Yes, Lua keys are based on table/userdata/coroutine identities, not the
values they contain.
-4- If the above is true, then why isn't this the common way, since it
seems to have only advantages:
I cannot imagine why any language would do it any other way.
-5- The simplest way to hash integers is certainly to get the modulo N,
where N is the number of indexes (and of "buckets" in case of collisions).
What about this simplissim solution?
As the number of buckets is a power of two in Lua, this'd produce a poor
results on pointers which tend to have patterns in powers of two. So Lua
does a modulo of the number of buckets minus 1, which works well.
-6- By exploring this topic, I discovered (on my computer) a minimal
offset of 8 bytes between addresses (I mean they are assigned modulo 8).

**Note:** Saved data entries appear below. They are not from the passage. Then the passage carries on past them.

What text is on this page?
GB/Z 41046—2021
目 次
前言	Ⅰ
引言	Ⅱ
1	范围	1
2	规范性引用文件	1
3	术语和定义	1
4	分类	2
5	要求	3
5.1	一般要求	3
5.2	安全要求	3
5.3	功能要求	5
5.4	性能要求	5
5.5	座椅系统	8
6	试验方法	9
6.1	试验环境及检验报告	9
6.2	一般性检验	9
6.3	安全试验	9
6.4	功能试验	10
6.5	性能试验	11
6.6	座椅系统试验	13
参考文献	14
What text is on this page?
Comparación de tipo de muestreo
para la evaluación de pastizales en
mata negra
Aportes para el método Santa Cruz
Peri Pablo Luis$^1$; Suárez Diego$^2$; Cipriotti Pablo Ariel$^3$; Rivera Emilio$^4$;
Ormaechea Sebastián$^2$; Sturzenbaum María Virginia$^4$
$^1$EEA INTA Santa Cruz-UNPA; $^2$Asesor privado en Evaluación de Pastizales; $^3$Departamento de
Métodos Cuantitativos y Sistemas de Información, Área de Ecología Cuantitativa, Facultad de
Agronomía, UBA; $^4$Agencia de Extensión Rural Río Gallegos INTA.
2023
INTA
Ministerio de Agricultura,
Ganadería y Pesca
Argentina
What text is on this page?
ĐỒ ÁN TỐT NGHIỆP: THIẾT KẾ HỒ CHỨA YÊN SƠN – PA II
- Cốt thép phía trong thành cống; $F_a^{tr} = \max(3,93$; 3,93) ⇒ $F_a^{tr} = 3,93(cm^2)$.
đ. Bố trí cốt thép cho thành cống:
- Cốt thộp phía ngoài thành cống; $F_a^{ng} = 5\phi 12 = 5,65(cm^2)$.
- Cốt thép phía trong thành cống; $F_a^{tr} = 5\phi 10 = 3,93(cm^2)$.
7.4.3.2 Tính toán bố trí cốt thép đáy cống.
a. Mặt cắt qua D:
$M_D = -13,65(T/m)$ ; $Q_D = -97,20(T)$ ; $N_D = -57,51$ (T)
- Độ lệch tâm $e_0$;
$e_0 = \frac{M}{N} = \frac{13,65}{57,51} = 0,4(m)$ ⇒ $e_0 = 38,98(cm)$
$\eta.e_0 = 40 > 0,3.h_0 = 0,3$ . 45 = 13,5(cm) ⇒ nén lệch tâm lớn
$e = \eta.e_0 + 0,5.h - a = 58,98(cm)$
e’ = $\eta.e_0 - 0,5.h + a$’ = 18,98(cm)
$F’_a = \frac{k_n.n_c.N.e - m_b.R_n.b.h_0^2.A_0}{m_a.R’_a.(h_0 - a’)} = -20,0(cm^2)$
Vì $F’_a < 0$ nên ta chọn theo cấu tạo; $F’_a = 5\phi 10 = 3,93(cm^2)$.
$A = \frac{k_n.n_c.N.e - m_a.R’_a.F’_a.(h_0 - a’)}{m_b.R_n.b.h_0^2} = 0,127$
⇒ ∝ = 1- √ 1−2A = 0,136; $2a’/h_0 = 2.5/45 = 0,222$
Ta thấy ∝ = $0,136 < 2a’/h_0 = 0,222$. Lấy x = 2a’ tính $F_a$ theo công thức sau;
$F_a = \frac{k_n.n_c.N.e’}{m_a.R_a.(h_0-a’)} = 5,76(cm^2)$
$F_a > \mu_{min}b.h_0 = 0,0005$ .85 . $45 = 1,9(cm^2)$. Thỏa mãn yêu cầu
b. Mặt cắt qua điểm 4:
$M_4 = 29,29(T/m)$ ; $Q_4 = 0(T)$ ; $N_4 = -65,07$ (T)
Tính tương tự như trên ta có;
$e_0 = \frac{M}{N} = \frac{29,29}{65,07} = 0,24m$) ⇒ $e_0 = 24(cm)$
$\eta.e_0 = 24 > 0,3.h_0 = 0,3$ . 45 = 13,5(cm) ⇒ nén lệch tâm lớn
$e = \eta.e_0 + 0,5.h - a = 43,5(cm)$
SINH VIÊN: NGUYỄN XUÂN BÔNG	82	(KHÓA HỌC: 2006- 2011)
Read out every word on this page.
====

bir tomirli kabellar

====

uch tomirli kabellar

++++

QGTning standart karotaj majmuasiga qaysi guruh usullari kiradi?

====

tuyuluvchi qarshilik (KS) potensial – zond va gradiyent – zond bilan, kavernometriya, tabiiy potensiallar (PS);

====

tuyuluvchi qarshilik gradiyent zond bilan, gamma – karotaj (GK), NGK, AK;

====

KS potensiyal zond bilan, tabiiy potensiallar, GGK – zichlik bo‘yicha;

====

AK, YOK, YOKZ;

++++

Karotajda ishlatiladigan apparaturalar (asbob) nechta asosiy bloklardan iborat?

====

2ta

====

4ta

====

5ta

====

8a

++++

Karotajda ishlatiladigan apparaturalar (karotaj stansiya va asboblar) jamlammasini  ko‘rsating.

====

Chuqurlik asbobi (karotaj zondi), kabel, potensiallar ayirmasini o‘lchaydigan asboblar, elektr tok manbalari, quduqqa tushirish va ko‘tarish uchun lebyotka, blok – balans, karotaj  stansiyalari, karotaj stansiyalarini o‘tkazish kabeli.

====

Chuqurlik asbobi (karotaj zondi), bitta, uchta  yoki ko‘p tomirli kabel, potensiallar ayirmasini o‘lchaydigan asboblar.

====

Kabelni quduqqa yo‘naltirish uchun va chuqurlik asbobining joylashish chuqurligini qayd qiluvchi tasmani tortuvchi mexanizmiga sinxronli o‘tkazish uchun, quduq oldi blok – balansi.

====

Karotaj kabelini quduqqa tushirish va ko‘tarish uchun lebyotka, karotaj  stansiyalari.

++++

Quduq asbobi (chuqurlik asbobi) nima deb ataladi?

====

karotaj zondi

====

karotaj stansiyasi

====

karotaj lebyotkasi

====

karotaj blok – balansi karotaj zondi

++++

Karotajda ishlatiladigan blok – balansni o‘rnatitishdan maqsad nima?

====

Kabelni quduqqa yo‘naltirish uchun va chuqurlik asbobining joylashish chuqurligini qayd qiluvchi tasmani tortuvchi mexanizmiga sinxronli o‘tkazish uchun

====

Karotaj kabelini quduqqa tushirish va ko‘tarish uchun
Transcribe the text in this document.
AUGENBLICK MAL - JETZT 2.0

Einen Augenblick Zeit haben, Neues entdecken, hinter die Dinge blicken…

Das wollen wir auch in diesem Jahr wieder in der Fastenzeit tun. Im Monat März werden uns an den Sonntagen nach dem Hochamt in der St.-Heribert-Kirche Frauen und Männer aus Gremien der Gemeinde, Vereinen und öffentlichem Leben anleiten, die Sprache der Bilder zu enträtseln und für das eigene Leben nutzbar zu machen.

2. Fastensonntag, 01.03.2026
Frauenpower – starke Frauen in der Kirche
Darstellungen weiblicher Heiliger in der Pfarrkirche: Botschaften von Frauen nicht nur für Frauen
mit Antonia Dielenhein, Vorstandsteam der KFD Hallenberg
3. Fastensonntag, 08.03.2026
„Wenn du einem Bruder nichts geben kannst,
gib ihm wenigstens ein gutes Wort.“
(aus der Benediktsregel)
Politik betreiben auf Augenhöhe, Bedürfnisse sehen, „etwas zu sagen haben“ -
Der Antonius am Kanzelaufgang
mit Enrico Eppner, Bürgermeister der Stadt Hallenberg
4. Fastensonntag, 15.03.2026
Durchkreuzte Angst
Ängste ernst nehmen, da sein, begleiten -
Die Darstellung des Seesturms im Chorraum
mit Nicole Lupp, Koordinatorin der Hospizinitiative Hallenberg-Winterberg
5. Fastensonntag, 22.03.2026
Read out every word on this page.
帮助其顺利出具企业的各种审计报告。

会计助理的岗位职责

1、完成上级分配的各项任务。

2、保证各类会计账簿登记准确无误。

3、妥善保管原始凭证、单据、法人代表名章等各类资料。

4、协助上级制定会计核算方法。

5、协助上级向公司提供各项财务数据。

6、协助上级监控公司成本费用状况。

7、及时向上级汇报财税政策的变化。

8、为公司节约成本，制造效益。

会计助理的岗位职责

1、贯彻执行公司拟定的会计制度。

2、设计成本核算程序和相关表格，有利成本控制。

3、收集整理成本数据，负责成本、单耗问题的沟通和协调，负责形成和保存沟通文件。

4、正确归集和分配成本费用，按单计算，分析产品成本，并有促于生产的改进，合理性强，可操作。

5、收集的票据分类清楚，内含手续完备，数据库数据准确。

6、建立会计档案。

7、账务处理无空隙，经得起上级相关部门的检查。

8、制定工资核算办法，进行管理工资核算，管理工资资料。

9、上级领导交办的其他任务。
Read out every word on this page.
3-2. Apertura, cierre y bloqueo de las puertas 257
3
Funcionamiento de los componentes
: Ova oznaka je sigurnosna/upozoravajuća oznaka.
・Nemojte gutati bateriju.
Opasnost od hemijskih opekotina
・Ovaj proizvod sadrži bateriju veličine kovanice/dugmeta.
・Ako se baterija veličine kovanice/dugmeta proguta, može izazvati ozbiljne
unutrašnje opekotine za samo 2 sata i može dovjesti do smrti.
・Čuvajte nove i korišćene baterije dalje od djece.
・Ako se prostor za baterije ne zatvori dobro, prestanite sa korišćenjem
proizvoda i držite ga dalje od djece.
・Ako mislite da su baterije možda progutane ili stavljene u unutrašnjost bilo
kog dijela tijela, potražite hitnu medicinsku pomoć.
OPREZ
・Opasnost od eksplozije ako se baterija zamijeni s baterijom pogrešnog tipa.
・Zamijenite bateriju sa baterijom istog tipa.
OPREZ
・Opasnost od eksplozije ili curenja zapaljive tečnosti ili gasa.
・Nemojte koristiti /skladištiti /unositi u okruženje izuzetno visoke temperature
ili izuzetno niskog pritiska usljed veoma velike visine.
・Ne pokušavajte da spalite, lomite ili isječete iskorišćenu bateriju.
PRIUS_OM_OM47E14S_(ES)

(Thus, addresses must be divided per 8 before beeing hashed.) Has this
something to do with Lua?
This has everything to do with the system you're compiling for. Lua just
uses malloc/realloc, which are supposed to return a pointer with the
property that it's aligned for any use. As doubles on x86 are slow when not
8 byte aligned, malloc should always return pointers that are 8 byte
aligned. On another system, this might not be the case.
(*) What's the common name for "return value of a hash func" in english?
(In french we commonly say "empreinte", meaning _print_ like in "finger
print", but there are other words depending on use case.)
We tend to just call it "the hash" or "hash value".